ジェニファはその傷に気付くと、アレックスの元まで駆け寄る。


「いや、こんなの大した傷じゃ無いから、大丈夫だって。」


「ダメよ。女の子は顔が命なんだから。跡が出来たら大変だわ。」


ジェニファはそう言うと、アレックスの頰の傷をぺろりと舐めた。


「ひゃいっ!」


くすぐったさと冷たさで、アレックスは変な声が出る。

一方ジェニファに舐められた傷は、僅かに白い煙を出しながらゆっくりと塞がっていき、跡も残さず完治した。


「これで良いわね。他にも痛いところがあったら言って。お姉さんが治してあげるからね。」


「は…はぁ…」

(本当に凄い魔法だなぁ…軍人なんてしなくても、傷ペロだけで一攫千金出来るって。絶対。)


ジェニファはそれだけ言うと、再びアレックスの前を歩き出す。

いつも地雷を、アレックスでは無く自分が踏む為に。


(はぁ…ジェニファさんが羨ましい。とんでもない魔法をもってて、スタイルも良くて、何よりいつも自分を貫ける強さも持ってる。婚約が、王位継承が怖くて、お父様やお母様とろくに話もしないで、逃げる様に軍に入ったボクなんかよりも、ずっと強くて、ずっとかっこいい。)

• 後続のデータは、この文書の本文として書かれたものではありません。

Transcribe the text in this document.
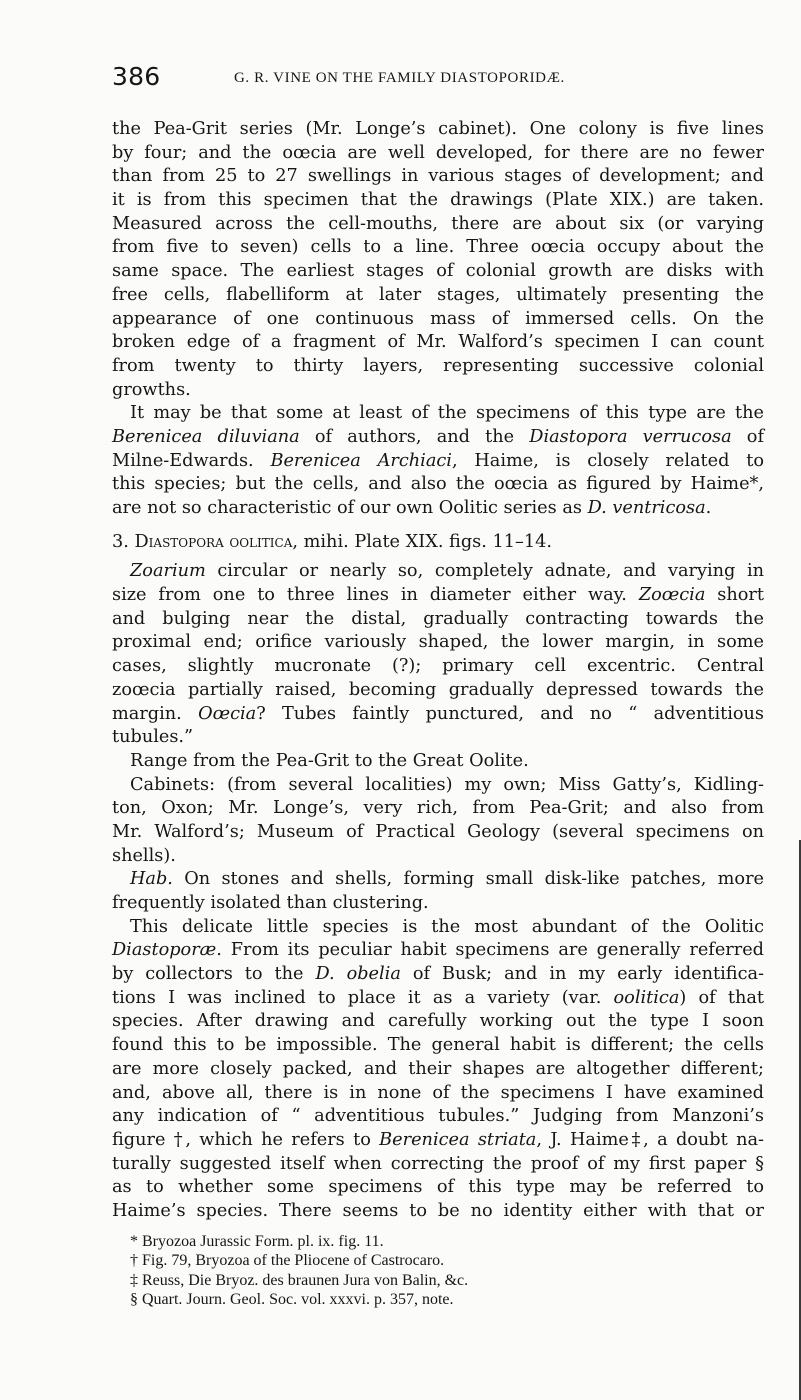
386	G. R. VINE ON THE FAMILY DIASTOPORIDÆ.
the Pea-Grit series (Mr. Longe’s cabinet). One colony is five lines
by four; and the oœcia are well developed, for there are no fewer
than from 25 to 27 swellings in various stages of development; and
it is from this specimen that the drawings (Plate XIX.) are taken.
Measured across the cell-mouths, there are about six (or varying
from five to seven) cells to a line. Three oœcia occupy about the
same space. The earliest stages of colonial growth are disks with
free cells, flabelliform at later stages, ultimately presenting the
appearance of one continuous mass of immersed cells. On the
broken edge of a fragment of Mr. Walford’s specimen I can count
from twenty to thirty layers, representing successive colonial
growths.
It may be that some at least of the specimens of this type are the
Berenicea diluviana of authors, and the Diastopora verrucosa of
Milne-Edwards. Berenicea Archiaci, Haime, is closely related to
this species; but the cells, and also the oœcia as figured by Haime*,
are not so characteristic of our own Oolitic series as D. ventricosa.
3. Diastopora oolitica, mihi. Plate XIX. figs. 11–14.
Zoarium circular or nearly so, completely adnate, and varying in
size from one to three lines in diameter either way. Zoœcia short
and bulging near the distal, gradually contracting towards the
proximal end; orifice variously shaped, the lower margin, in some
cases, slightly mucronate (?); primary cell excentric. Central
zoœcia partially raised, becoming gradually depressed towards the
margin. Oœcia? Tubes faintly punctured, and no “ adventitious
tubules.”
Range from the Pea-Grit to the Great Oolite.
Cabinets: (from several localities) my own; Miss Gatty’s, Kidling-
ton, Oxon; Mr. Longe’s, very rich, from Pea-Grit; and also from
Mr. Walford’s; Museum of Practical Geology (several specimens on
shells).
Hab. On stones and shells, forming small disk-like patches, more
frequently isolated than clustering.
This delicate little species is the most abundant of the Oolitic
Diastoporæ. From its peculiar habit specimens are generally referred
by collectors to the D. obelia of Busk; and in my early identifica-
tions I was inclined to place it as a variety (var. oolitica) of that
species. After drawing and carefully working out the type I soon
found this to be impossible. The general habit is different; the cells
are more closely packed, and their shapes are altogether different;
and, above all, there is in none of the specimens I have examined
any indication of “ adventitious tubules.” Judging from Manzoni’s
figure †, which he refers to Berenicea striata, J. Haime‡, a doubt na-
turally suggested itself when correcting the proof of my first paper §
as to whether some specimens of this type may be referred to
Haime’s species. There seems to be no identity either with that or
* Bryozoa Jurassic Form. pl. ix. fig. 11.
† Fig. 79, Bryozoa of the Pliocene of Castrocaro.
‡ Reuss, Die Bryoz. des braunen Jura von Balin, &c.
§ Quart. Journ. Geol. Soc. vol. xxxvi. p. 357, note.
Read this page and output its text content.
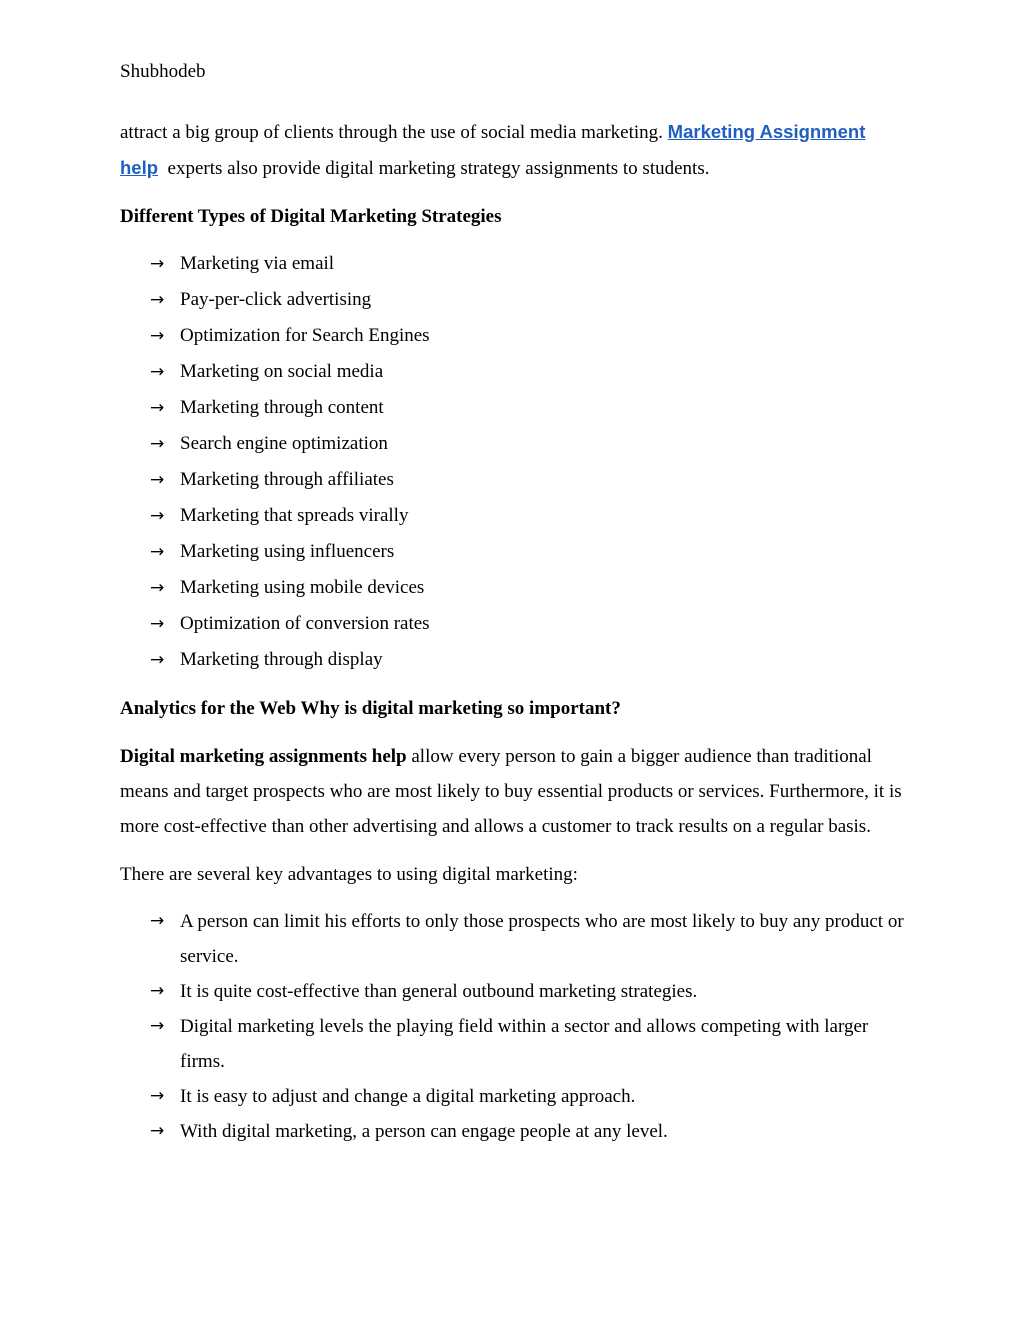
Shubhodeb

attract a big group of clients through the use of social media marketing. Marketing Assignment
help  experts also provide digital marketing strategy assignments to students.

Different Types of Digital Marketing Strategies

→ Marketing via email
→ Pay-per-click advertising
→ Optimization for Search Engines
→ Marketing on social media
→ Marketing through content
→ Search engine optimization
→ Marketing through affiliates
→ Marketing that spreads virally
→ Marketing using influencers
→ Marketing using mobile devices
→ Optimization of conversion rates
→ Marketing through display

Analytics for the Web Why is digital marketing so important?

Digital marketing assignments help allow every person to gain a bigger audience than traditional means and target prospects who are most likely to buy essential products or services. Furthermore, it is more cost-effective than other advertising and allows a customer to track results on a regular basis.

There are several key advantages to using digital marketing:

→ A person can limit his efforts to only those prospects who are most likely to buy any product or service.
→ It is quite cost-effective than general outbound marketing strategies.
→ Digital marketing levels the playing field within a sector and allows competing with larger firms.
→ It is easy to adjust and change a digital marketing approach.
→ With digital marketing, a person can engage people at any level.
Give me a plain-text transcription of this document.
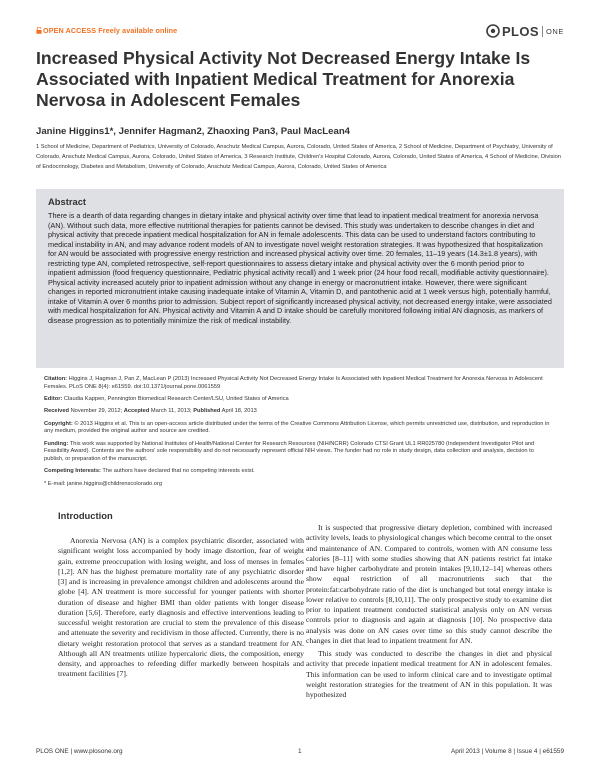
OPEN ACCESS Freely available online	PLOS ONE
Increased Physical Activity Not Decreased Energy Intake Is Associated with Inpatient Medical Treatment for Anorexia Nervosa in Adolescent Females
Janine Higgins1*, Jennifer Hagman2, Zhaoxing Pan3, Paul MacLean4
1 School of Medicine, Department of Pediatrics, University of Colorado, Anschutz Medical Campus, Aurora, Colorado, United States of America, 2 School of Medicine, Department of Psychiatry, University of Colorado, Anschutz Medical Campus, Aurora, Colorado, United States of America, 3 Research Institute, Children's Hospital Colorado, Aurora, Colorado, United States of America, 4 School of Medicine, Division of Endocrinology, Diabetes and Metabolism, University of Colorado, Anschutz Medical Campus, Aurora, Colorado, United States of America
Abstract

There is a dearth of data regarding changes in dietary intake and physical activity over time that lead to inpatient medical treatment for anorexia nervosa (AN). Without such data, more effective nutritional therapies for patients cannot be devised. This study was undertaken to describe changes in diet and physical activity that precede inpatient medical hospitalization for AN in female adolescents. This data can be used to understand factors contributing to medical instability in AN, and may advance rodent models of AN to investigate novel weight restoration strategies. It was hypothesized that hospitalization for AN would be associated with progressive energy restriction and increased physical activity over time. 20 females, 11–19 years (14.3±1.8 years), with restricting type AN, completed retrospective, self-report questionnaires to assess dietary intake and physical activity over the 6 month period prior to inpatient admission (food frequency questionnaire, Pediatric physical activity recall) and 1 week prior (24 hour food recall, modifiable activity questionnaire). Physical activity increased acutely prior to inpatient admission without any change in energy or macronutrient intake. However, there were significant changes in reported micronutrient intake causing inadequate intake of Vitamin A, Vitamin D, and pantothenic acid at 1 week versus high, potentially harmful, intake of Vitamin A over 6 months prior to admission. Subject report of significantly increased physical activity, not decreased energy intake, were associated with medical hospitalization for AN. Physical activity and Vitamin A and D intake should be carefully monitored following initial AN diagnosis, as markers of disease progression as to potentially minimize the risk of medical instability.

Citation: Higgins J, Hagman J, Pan Z, MacLean P (2013) Increased Physical Activity Not Decreased Energy Intake Is Associated with Inpatient Medical Treatment for Anorexia Nervosa in Adolescent Females. PLoS ONE 8(4): e61559. doi:10.1371/journal.pone.0061559

Editor: Claudia Kappen, Pennington Biomedical Research Center/LSU, United States of America

Received November 29, 2012; Accepted March 11, 2013; Published April 18, 2013

Copyright: © 2013 Higgins et al. This is an open-access article distributed under the terms of the Creative Commons Attribution License, which permits unrestricted use, distribution, and reproduction in any medium, provided the original author and source are credited.

Funding: This work was supported by National Institutes of Health/National Center for Research Resources (NIH/NCRR) Colorado CTSI Grant UL1 RR025780 (Independent Investigator Pilot and Feasibility Award). Contents are the authors' sole responsibility and do not necessarily represent official NIH views. The funder had no role in study design, data collection and analysis, decision to publish, or preparation of the manuscript.

Competing Interests: The authors have declared that no competing interests exist.

* E-mail: janine.higgins@childrenscolorado.org

Introduction

Anorexia Nervosa (AN) is a complex psychiatric disorder, associated with significant weight loss accompanied by body image distortion, fear of weight gain, extreme preoccupation with losing weight, and loss of menses in females [1,2]. AN has the highest premature mortality rate of any psychiatric disorder [3] and is increasing in prevalence amongst children and adolescents around the globe [4]. AN treatment is more successful for younger patients with shorter duration of disease and higher BMI than older patients with longer disease duration [5,6]. Therefore, early diagnosis and effective interventions leading to successful weight restoration are crucial to stem the prevalence of this disease and attenuate the severity and recidivism in those affected. Currently, there is no dietary weight restoration protocol that serves as a standard treatment for AN. Although all AN treatments utilize hypercaloric diets, the composition, energy density, and approaches to refeeding differ markedly between hospitals and treatment facilities [7].

It is suspected that progressive dietary depletion, combined with increased activity levels, leads to physiological changes which become central to the onset and maintenance of AN. Compared to controls, women with AN consume less calories [8–11] with some studies showing that AN patients restrict fat intake and have higher carbohydrate and protein intakes [9,10,12–14] whereas others show equal restriction of all macronutrients such that the protein:fat:carbohydrate ratio of the diet is unchanged but total energy intake is lower relative to controls [8,10,11]. The only prospective study to examine diet prior to inpatient treatment conducted statistical analysis only on AN versus controls prior to diagnosis and again at diagnosis [10]. No prospective data analysis was done on AN cases over time so this study cannot describe the changes in diet that lead to inpatient treatment for AN.

This study was conducted to describe the changes in diet and physical activity that precede inpatient medical treatment for AN in adolescent females. This information can be used to inform clinical care and to investigate optimal weight restoration strategies for the treatment of AN in this population. It was hypothesized

PLOS ONE | www.plosone.org	1	April 2013 | Volume 8 | Issue 4 | e61559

思えば、戦場に来てからはずっと護られてばかりだった。

メルティと出会う前は定期的に領空のパトロールを行なっていたが、本格的な戦闘になる事などごく希。

アレックスは軍の魔法使いと言う立場を祖国の為では無く、その祖国から逃れる為に使っていた。


(はぁ…ボクはなんて情け無い人間なんだ…)


アレックスは、前が見えるギリギリまで俯く。

アレックスに背を向けているジェニファでは、彼女のそんな様子に気付く事は出来ない。


「…あら?」


しかし、強者の気配には至極敏感だった。


道の反対側から、男が1人歩いて来る。


パサパサの短い金髪。

あちこちがカーボンプレートで防護された戦闘服。

右手には、彼の上半身と同じ長さの半月型の剣が握られていた。


「その妙な格好。さてはお前も伏兵だな。」


男は言う。


「伏兵?何の話かしら?」


ジェニファは立ち止まる。


「とぼけるな。さっきお前達の方角から爆発音がしたんだ。さてはあの爆弾魔野郎の手先だな。」


「あれはただ地雷を踏んだだけで…」


「じゃあ何故無傷なんだ。」


「無傷じゃ無いわよ。見てよこの服。結構高かったのに、もうボロボロだわ。」


「…もう良い。こっちも茶番に付き合ってる暇は無いんだ。」


男は剣を構える。


「アレックスちゃん。ちょっと…いえ、すごーく離れてて。でも飛んじゃだめよ。あまり目立ち過ぎても良くないから。」


「わ…分かった。」


アレックスは、ジェニファの通った道を辿って遥か後方まで下がり物陰に隠れる。


「さて、血気盛んなお兄ちゃん。そのおっきなのであたしの事をいじめるつもりでしょうけど、せめて何者かだけでも教えてくれない?」


「…ウェスィル・サルーメ。ゲルナシャ王国、国王親衛隊隊長、運命戦士ウェスィル・サルーメだ。」


「あたしの名前はジェニファ。何者かは、あたしに勝てたら教えてあげるわ。」


そう言うとジェニファは、両手を握りしめる。

その様子を見たアレックスは驚愕した。